Hall wasn’t part of a Specials reunion, the Specials Mk 2, which lasted from 1993 to 1998. He released his debut solo album in 1994, Home, produced by Broudie; a follow-up, Laugh, came in 1997.

In 2008, inspired by the Pixies’ reunion in 2004, Hall announced that he would be reforming the Specials for a tour and new music, albeit without founding member Jerry Dammers, who claimed he had been forced out. “The Specials was this big hole which took up four years of my life,” Hall told the Telegraph. “More than anything, I really wanted to see these people again.”
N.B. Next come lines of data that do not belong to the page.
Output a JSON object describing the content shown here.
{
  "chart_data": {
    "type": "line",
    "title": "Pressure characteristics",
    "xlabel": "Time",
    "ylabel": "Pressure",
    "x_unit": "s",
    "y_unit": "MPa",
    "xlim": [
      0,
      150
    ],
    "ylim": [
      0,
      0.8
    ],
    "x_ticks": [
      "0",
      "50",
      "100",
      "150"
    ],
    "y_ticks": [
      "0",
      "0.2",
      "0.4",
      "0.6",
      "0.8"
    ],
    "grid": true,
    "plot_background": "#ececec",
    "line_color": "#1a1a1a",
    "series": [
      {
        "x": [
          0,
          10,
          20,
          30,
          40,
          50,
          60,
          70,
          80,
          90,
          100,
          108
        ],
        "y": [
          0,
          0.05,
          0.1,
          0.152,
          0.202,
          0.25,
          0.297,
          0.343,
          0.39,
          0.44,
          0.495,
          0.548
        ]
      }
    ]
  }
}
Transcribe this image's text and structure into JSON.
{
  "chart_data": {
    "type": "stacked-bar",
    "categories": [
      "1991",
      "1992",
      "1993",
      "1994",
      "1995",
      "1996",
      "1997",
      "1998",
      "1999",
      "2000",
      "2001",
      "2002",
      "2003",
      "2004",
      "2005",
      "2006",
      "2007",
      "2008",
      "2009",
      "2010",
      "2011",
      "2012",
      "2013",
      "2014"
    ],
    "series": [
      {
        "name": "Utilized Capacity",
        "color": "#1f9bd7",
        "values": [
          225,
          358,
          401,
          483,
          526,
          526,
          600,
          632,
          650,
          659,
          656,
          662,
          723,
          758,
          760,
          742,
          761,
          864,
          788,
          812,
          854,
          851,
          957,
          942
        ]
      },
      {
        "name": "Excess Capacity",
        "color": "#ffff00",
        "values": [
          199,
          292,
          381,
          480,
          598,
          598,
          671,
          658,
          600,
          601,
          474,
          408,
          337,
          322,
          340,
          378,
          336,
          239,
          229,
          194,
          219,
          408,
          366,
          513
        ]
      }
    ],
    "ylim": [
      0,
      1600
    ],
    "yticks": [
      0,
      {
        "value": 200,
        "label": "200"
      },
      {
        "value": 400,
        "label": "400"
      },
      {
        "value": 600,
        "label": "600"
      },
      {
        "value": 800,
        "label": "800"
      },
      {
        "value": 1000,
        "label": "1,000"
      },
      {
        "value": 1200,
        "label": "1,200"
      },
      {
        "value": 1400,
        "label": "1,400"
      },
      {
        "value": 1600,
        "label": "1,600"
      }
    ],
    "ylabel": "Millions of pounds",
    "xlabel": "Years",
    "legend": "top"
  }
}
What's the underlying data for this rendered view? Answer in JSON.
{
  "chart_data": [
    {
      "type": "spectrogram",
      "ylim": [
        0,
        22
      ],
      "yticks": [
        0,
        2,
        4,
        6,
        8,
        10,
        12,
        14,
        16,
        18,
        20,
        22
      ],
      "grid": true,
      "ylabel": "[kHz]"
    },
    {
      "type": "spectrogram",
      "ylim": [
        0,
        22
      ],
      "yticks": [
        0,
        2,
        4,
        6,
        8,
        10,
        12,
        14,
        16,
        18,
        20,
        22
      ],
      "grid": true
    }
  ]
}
They embarked on a 30th anniversary tour in 2009 and performed at the 2012 London Olympics closing concert, but faced the death of drummer John Bradbury, and the departure of vocalist Staple and guitarist Roddy Radiation over the next few years.

The band would find themselves in the news again in 2017, when 18-year-old Birmingham woman Saffiyah Khan was photographed facing off with protesters at an EDL march while wearing a Specials T-shirt. “It felt like a vindication of everything the band had set out to do,” Hall said.

In 2019, they released a new album, Encore, which featured Khan performing on a new song, 10 Commandments. It charted at No 1 in the UK albums chart – their highest-ever album placing. “Achieving a first No 1 album in our 60s restored our faith in humanity,” Hall told the Quietus.

Hall was still struggling with his mental health, he admitted around this time. In 2003, he had begun self-medicating with alcohol. In the last decade of his life, he sought medication, having been wary of it since being put on Valium as a teenager, as well as taking up art therapy.

“It got to a point where I didn’t have a choice – and it’s done me so much good,” he said. “Talking about mental health problems is a conscious decision. It’s something I want to share with people.”

Hall is survived by his wife, director Lindy Heymann. They had one son; Hall has two older sons with his ex-wife, Jeanette Hall.

In 2019, Hall told Uncut magazine that he had been enjoying his 60s, an age he had aspired to since being a 27-year-old fan of musical lifers Andy Williams, Tony Bennett and Frank Sinatra. “I feel blessed to have reached that stage,” he said. “A lot of people think that 60 is part of the downward spiral, which it is if you allow it to be, but you can fight it and say, no it isn’t – it’s just part of this story.”